A CHILD EMBARKS ON ADVOCACY CAMPAIGN AGAINST CHILD MARRIAGES

Thursday 27 October 2016

                    

It’s a hot September afternoon as the crowd gathers under a huge African Mukuyu tree to witness a wedding between 30 year old Mutaka Chintuka and 16 year old Mandalena Kapenya a grade nine pupil at Chinemu Primary school.

However, this is not a real wedding but one displayed in role play to portray the vice of early marriages in Lufwanyama district, situated 456 kilometres from Zambia’s capital Lusaka.

Mandalena is clad in a white wedding dress, her young youthful face well obscured beneath the veil as she and her “husband to be” walk straight into the centre of the crowd to take their vows. The day is a special one because it is not often that the crowd witnesses a western style wedding, despite the area having so many traditional child marriage ceremonies.

The Irony of all this however, is that in real life, Mandalena has been a victim of the pressure of early child marriage herself. She dropped out of school at fourteen years when she was in grade seven, after being impregnated by a man older than her.

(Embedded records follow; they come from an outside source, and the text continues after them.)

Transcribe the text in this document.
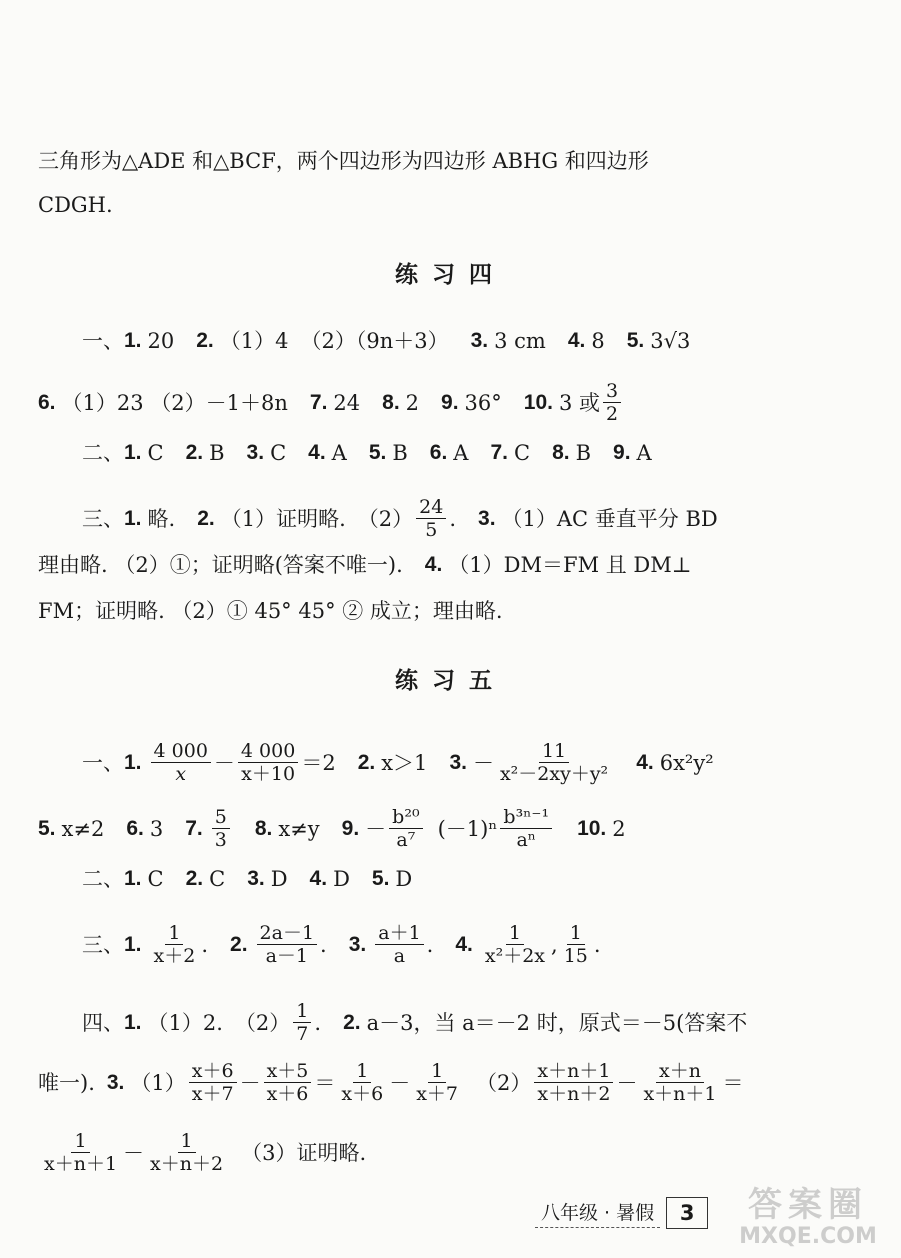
三角形为△ADE 和△BCF，两个四边形为四边形 ABHG 和四边形
CDGH.
练习四
一、 1. 20 2. （1）4 （2）（9n＋3） 3. 3 cm 4. 8 5. 3√3
6. （1）23 （2）－1＋8n 7. 24 8. 2 9. 36° 10. 3 或 $\frac{3}{2}$
二、 1. C 2. B 3. C 4. A 5. B 6. A 7. C 8. B 9. A
三、 1. 略. 2. （1）证明略. $(2) \frac{24}{5}$ . 3. （1）AC 垂直平分 BD
理由略. （2）①；证明略(答案不唯一). 4. （1）DM＝FM 且 DM⊥
FM；证明略. （2）① 45° 45° ② 成立；理由略.
练习五
一、 1. $\frac{4 000}{x} - \frac{4 000}{x+10} =2$ 2. x＞1 3. － $\frac{11}{\text{x²－2xy＋y²}} 4$. 6x²y²
5. x≠2 6. 3 7. $\frac{5}{3} 8$. x≠y 9. － $\frac{\text{b²⁰}}{\text{a⁷}} (-1)^n \frac{\text{b³ⁿ⁻¹}}{\text{aⁿ}} 10$. 2
二、 1. C 2. C 3. D 4. D 5. D
三、 1. $\frac{1}{x+2}$ . 2. $\frac{2a-1}{a-1}$ . 3. $\frac{a+1}{a}$ . 4. $\frac{1}{\text{x²＋2x}}$ , $\frac{1}{15}$ .
四、 1. （1）2. $(2) \frac{1}{7}$ . 2. a－3，当 a＝－2 时，原式＝－5(答案不
唯一). 3. $(1) \frac{x+6}{x+7} - \frac{x+5}{x+6} = \frac{1}{x+6} - \frac{1}{x+7} (2) \frac{x+n+1}{x+n+2} - \frac{x+n}{x+n+1}$ ＝
$\frac{1}{x+n+1} - \frac{1}{x+n+2} (3)$证明略.
八年级 · 暑假	3	答案圈
MXQE.COM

Mandalena was in the process of officially marrying the father to her baby when her baby died after a short illness. The demise of the baby unfortunately, appeared to be a blessing in disguise for her because marriage talks were immediately halted.

Shortly after this the Save the Children Investment in children project through it’s child protection committee, intervened in the girl’s situation and begun to counsel her and the parents at the same time. She was counselled on the loss of the baby whilst her parents were counselled on the need to have her re-enrolled in school.

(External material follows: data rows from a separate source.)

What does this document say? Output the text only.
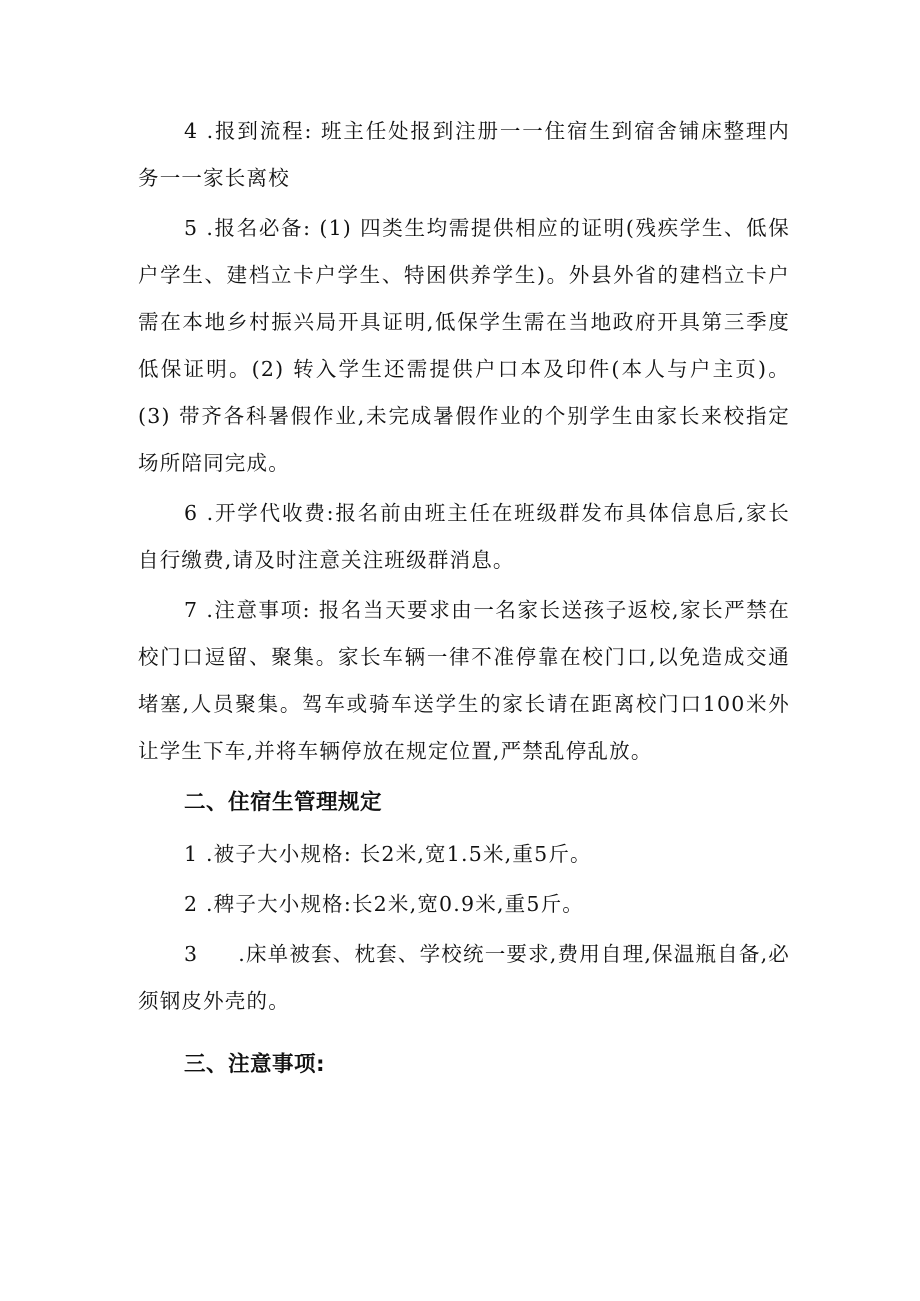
4 .报到流程: 班主任处报到注册一一住宿生到宿舍铺床整理内务一一家长离校

5 .报名必备: (1) 四类生均需提供相应的证明(残疾学生、低保户学生、建档立卡户学生、特困供养学生)。外县外省的建档立卡户需在本地乡村振兴局开具证明,低保学生需在当地政府开具第三季度低保证明。(2) 转入学生还需提供户口本及印件(本人与户主页)。(3) 带齐各科暑假作业,未完成暑假作业的个别学生由家长来校指定场所陪同完成。

6 .开学代收费:报名前由班主任在班级群发布具体信息后,家长自行缴费,请及时注意关注班级群消息。

7 .注意事项: 报名当天要求由一名家长送孩子返校,家长严禁在校门口逗留、聚集。家长车辆一律不准停靠在校门口,以免造成交通堵塞,人员聚集。驾车或骑车送学生的家长请在距离校门口100米外让学生下车,并将车辆停放在规定位置,严禁乱停乱放。

二、住宿生管理规定

1 .被子大小规格: 长2米,宽1.5米,重5斤。

2 .稗子大小规格:长2米,宽0.9米,重5斤。

3 .床单被套、枕套、学校统一要求,费用自理,保温瓶自备,必须钢皮外壳的。

三、注意事项:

The committee caregivers stressed that every child has a right to education regardless of their gender. Mandalena then re-enrolled for school at Chinemu primary school and is currently writing her grade 9 final examinations.

She has now begun to share her story as part of community sensitisation in order to discourage other young girls from falling into a similar trap. She also sensitizes and speaks on behalf of her peers by representing them in the Community Child Protection committee as a member. 

“Many parents do not realise that educating a girl child is very important. It does not occur to them that once they educate a girl child, she will come back and take care of them in future. The parents in this community must be sensitised in order for them to realise that educating a child is a good investment into the child’s future” says Mandalena.

Thanks to the Investment in Children Child protection Committee Mandalena is back on the right track and in control of her life.